I’ve yet to locate a trailer for the English-language version, but the film did get a brief theatrical run, as evidenced by Walter Goodman’s New York Times review.  The film was soon quickly released to video, where it vanished into obscurity.  The original German-language trailer is below.


It’s a shame, as OUT OF ORDER isn’t a bad little film, and it’s certainly more tonally coherent than its Dutch cohort.  Unlike THE LIFT’s reluctance to settle on one genre and wavering awkwardly between horror and satire, OUT OF ORDER is a very straightforward thriller, setting up a simple premise (four characters are trapped in an elevator) and letting the results play out as the characters bounce off of each other naturally.

The four characters in the scenario are two co-workers (Soutendijk and Götz George), a young delivery man with an anarchist streak (Hannes Jaenicke) and a quiet bookkeeper with a suitcase full of stolen cash (Wolfgang Kieling).  After the elevator breaks down, the quartet starts bickering amongst themselves as to what to do, as tensions, both cultural and sexual, begin to rise.

OUT OF ORDER doesn’t really have a heck of a lot to say, though there is some half-hearted attempt at social commentary with one employee’s Lenin pin, the anarchist’s disregard for business culture and the bookkeeper’s tale of woe.  When the film is stuck in the elevator itself, it’s a bit stagnant, suffering from mediocre dubbing and conversations that go on for a few minutes longer than they need to be.

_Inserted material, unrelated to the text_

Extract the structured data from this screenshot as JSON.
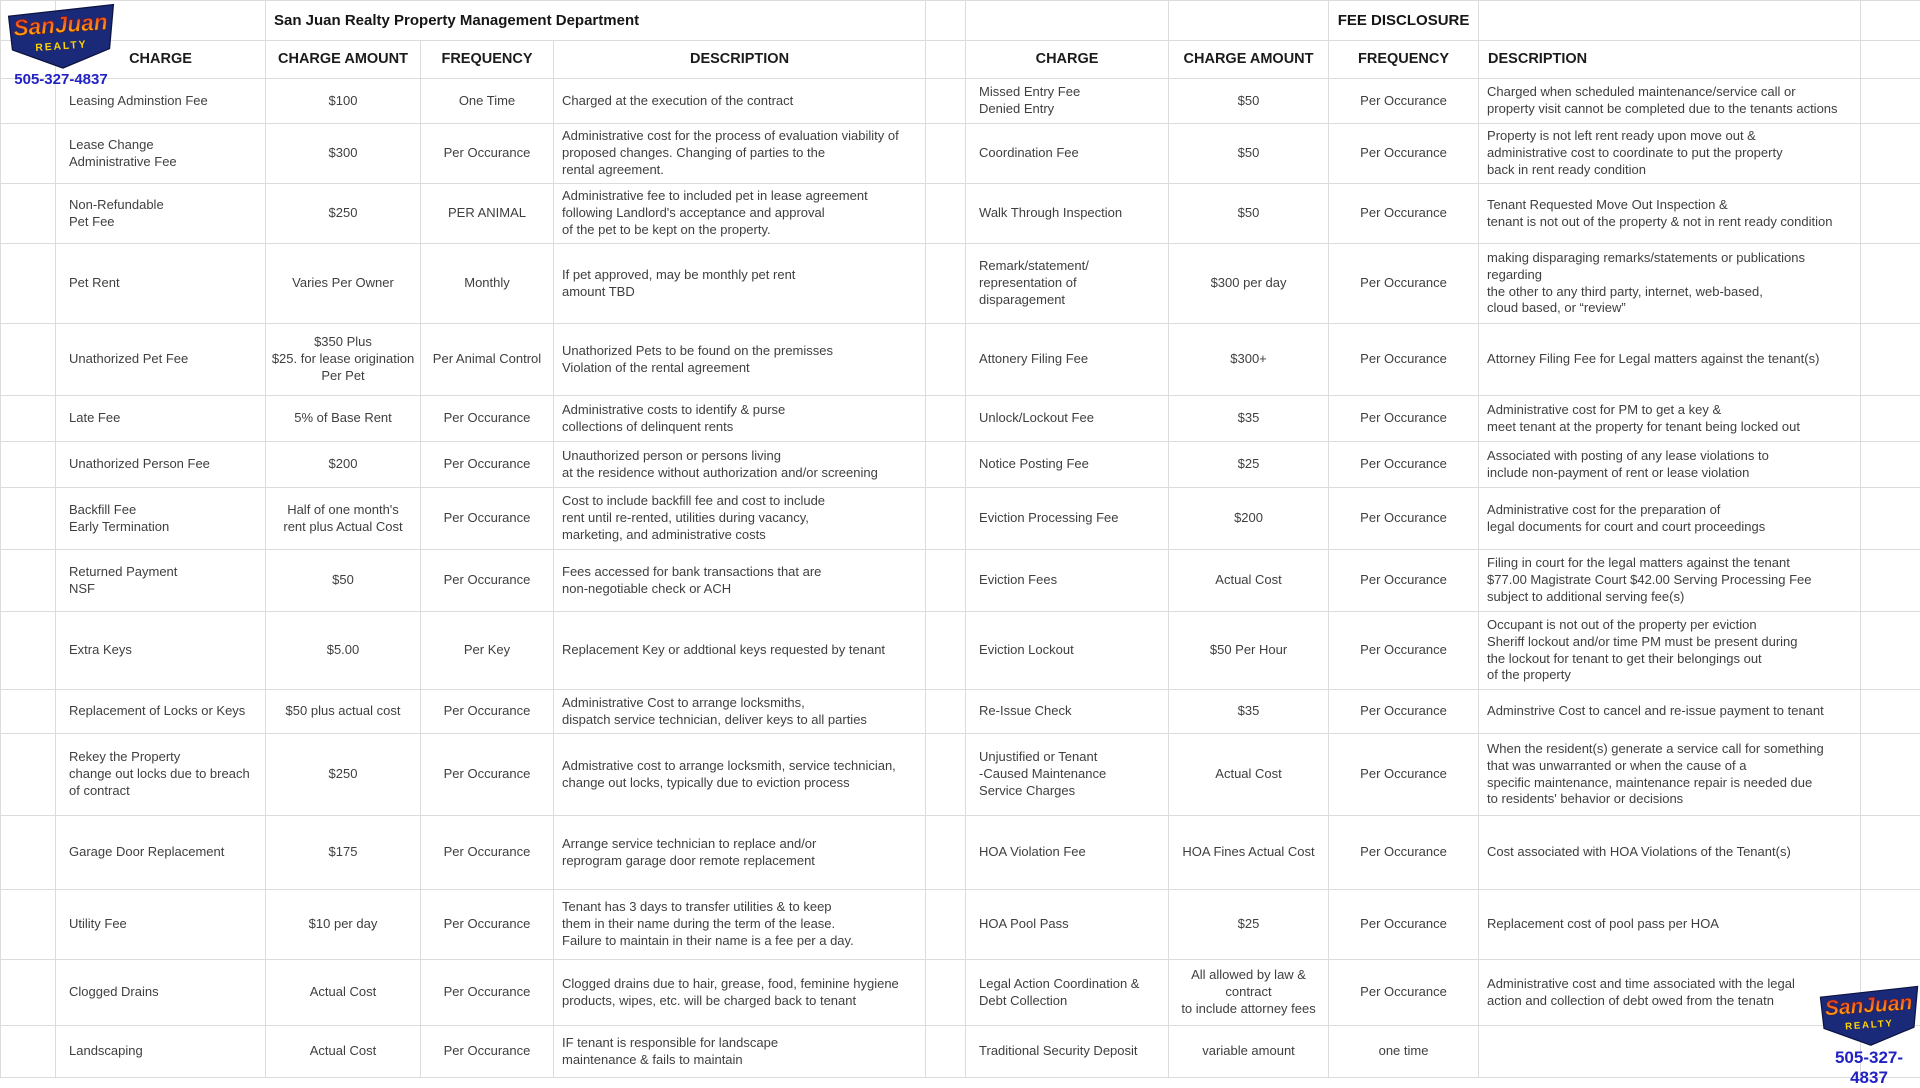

When the characters start trying to escape, however, OUT OF ORDER shines.  Schenkel does a fine job with the actual thriller aspects, instilling every moment where the characters leave the elevator itself and get into the shaft with tension.  Sure, you could argue that watching tension wires slowly come apart and break may get old after the fifth or sixth cutaway, but the film is edited well, meaning that the actual thriller portions of the thriller are well-made.

Granted, even at 83 minutes, OUT OF ORDER’s limited premise and character set wears a bit thin.  (You could easily shave ten minutes off of the running time without losing anything of value.)  It’s still a solid, relatively captivating thriller that satisfies the “elevator thriller” niche in a much more solid way than THE LIFT.  

Was there ever a subtitled version of this film released in the U.S.?  What are your favorite elevator suspense scenes?